The cost in the ACT is even higher. In the last year of data available, it was about 18 per cent above the national average.
Some of the rising cost is probably related to the pandemic: staff burnout, infection prevention measures, catching up on delayed care, and the health impacts of COVID itself.
And the ACT has particular challenges attracting some kinds of clinicians, forcing it to pay high wages.
But there are inefficiencies too. In the face of the inexorable rise in spending, every effort is needed to make each dollar go further.
Grattan Institute research has shown substantial cost variation between hospitals, which can’t be fully explained by differences in patients or hospital characteristics.
Joint replacements are an example. Nationally, there’s a huge spread in the average length of stay: some hospitals keep the freshly hipped for, on average, more than 10 days, while others discharge them in less than five.
The Canberra Hospital is close to the national average, with a typical overnight stay of seven days. But that’s much longer than best practice.
NSW and Canada are promoting shorter stays for hip replacements – including same-day surgeries. For appropriate patients, it’s safer, cheaper, and often preferred.
Reducing length of stay isn’t the only way hospitals can deliver better, safer care for less money.
Hospital-acquired complications and low-value care – procedures that are performed with little evidence that they produce better outcomes – cost millions of dollars every year.
Our hospitals are under immense strain. Wait times are long, and many hospital workers say they’re underpaid, overworked, and burning out. So why aren’t we tackling these inefficiencies to meet growing demand and improve care?
Running a hospital means balancing lots of competing priorities: wait times, quality care, and staff satisfaction – not to mention finances.

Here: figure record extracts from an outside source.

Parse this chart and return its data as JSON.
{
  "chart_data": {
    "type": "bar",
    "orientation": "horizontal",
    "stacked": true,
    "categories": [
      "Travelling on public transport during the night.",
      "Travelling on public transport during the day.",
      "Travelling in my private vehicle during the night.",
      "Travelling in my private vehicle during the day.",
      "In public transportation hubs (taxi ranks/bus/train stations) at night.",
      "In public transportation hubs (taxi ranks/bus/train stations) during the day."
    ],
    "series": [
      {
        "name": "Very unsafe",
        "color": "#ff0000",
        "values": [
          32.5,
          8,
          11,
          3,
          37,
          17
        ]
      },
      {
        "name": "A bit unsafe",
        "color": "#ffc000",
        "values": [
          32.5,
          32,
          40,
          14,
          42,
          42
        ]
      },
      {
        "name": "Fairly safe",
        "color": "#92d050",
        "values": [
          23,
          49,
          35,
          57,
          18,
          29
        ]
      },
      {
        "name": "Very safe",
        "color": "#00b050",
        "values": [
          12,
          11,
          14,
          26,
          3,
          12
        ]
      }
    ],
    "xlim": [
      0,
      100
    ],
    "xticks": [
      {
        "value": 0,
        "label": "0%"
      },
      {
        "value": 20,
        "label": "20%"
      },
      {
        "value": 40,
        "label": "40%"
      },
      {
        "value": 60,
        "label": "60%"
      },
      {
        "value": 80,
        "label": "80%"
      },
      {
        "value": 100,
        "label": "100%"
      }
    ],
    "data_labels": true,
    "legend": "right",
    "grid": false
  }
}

Bailouts – like the one for Canberra Health Services – push financial performance to the bottom of the list. In effect, they blunt the price signals that drive value.
The next National Health Reform Agreement, now being negotiated, is a chance to spread best practices and sharpen price signals to get taxpayers a better deal.
But that will mean a new kind of agreement. An independent review found that today’s agreement is merely a hospital financing deal, not a reform agreement.
Its replacement must go well beyond splitting the bill.
It should lock in a prevention strategy and guarantee care in GP deserts.
It should drive hospital productivity with a funding model that promotes efficient care.
Hospitals should be paid what best-practice care costs, not what average care costs.
It should shift care out of hospitals to reduce the need for costly new beds.
And it should increase transparency about hospital efficiency.
A new national agreement will lay the groundwork for more sustainable hospitals that can better serve patients. But there’s plenty the ACT government can do in the meantime.
It must get serious about managing hospital finances, closely monitoring overspends to prevent the need for bailouts that perpetuate budget blowouts.
The new health levy will give the ACT budget some breathing space. But without change, hospital spending will continue to squeeze the budget.
We need to treat the disease, not just the symptoms, by reducing avoidable illness, unnecessary hospital stays, and inefficient treatment. Revenue isn’t a substitute for reform.